Silicon oxidizes just as immediately when exposed to air or to water. The oxide layer on the surface hinders the production of a sensitive and stable biosensor. Therefore, it pays to develop a sensor based on oxide-free silicon. PhD student Luc Scheres has come up with a process for this purpose. He graduated cum laude just before the summer vacation in the work he performed for Professor Han Zuilhof (Organic Chemistry).
Scheres' work centres on developing a method to produce almost perfect monolayers on silicon substrates under mild reactive circumstances (room temperature, in a vacuum and in the dark). These layers are only one molecule thick. In this case, alkynes are involved: simple hydrocarbons with triple bonds at the ends for reacting with silicon. After binding to the silicon, an alkene with a double bond is left over. The perfection is in the occupancy factor of that thin layer. 'Theoretically, an occupancy factor of 69 percent of the surface is possible. I have obtained 65 percent', says Scheres. 'The higher the occupancy factor, the more stable the layer.' The molecule layer protects the silicon from oxidation. 'These layers are now ready for use.'
Scheres also demonstrates what you can do with such a layer. He produces layers with acid fluoride at the ends of hydrocarbon chains. Such a functionalized group is extremely reactive to amines, and this enables complex biomolecules to attach easily to the surface. These in turn are able to selectively pick out certain substances from a solution: the principle of the biosensor. The monolayer acts thus as a kind of interface which makes work fast, effective and oxide-free.

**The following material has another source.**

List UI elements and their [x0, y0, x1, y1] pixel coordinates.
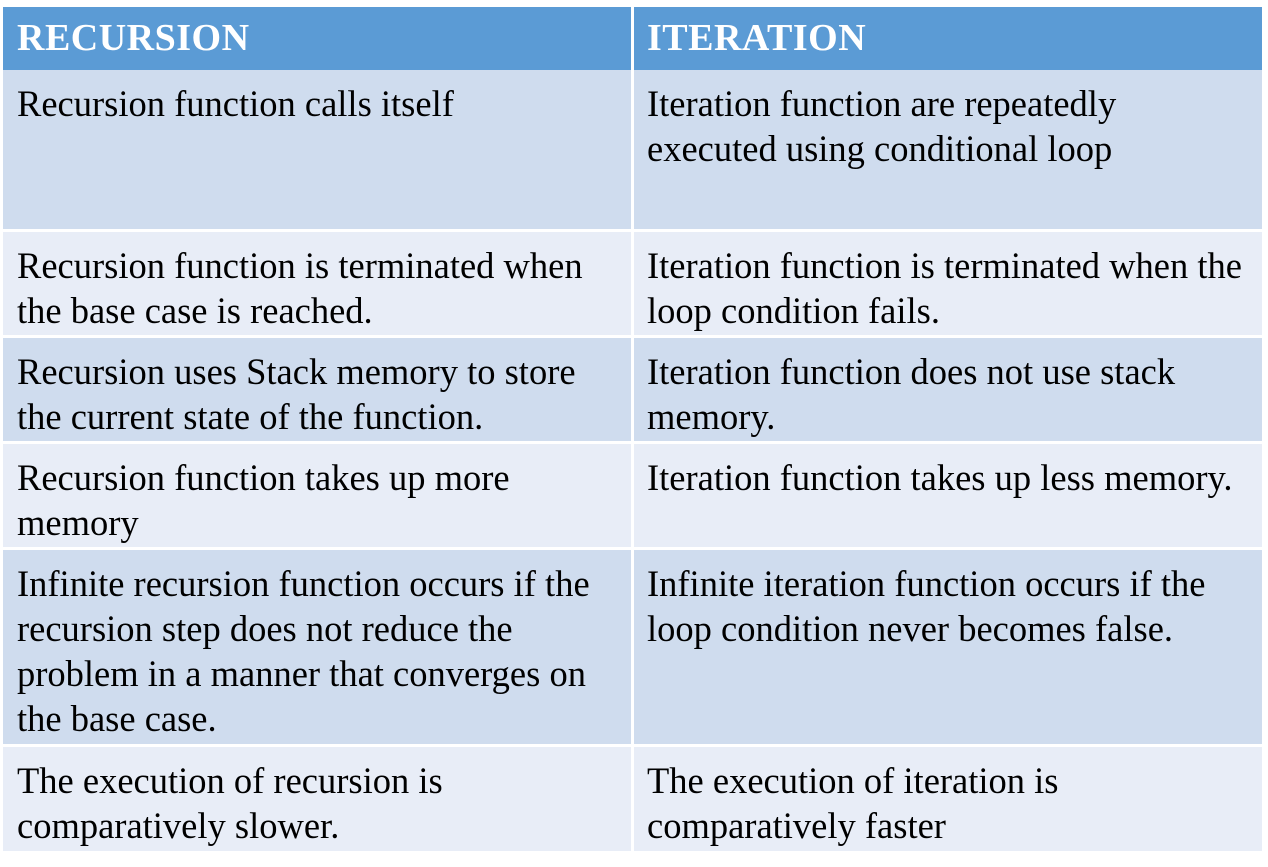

In his thesis, Scheres also shows that patterns can be printed easily on the monolayer. Using laser beams, even patterns with extremely thin lines (100 nm thin) are possible. Laser beams burn off the monolayer at required points, creating space for new functionalized groups. These groups can bind, for example, proteins, DNA, sugars or antibodies. 'The aim is of course to develop a chip which, for example, can analyze blood at high speeds. You place a drop of blood on a sensor which can detect characteristic substances of several hundred disease symptoms.' This may sound futuristic currently. 'But we have already set forth several big steps', Scheres remarks.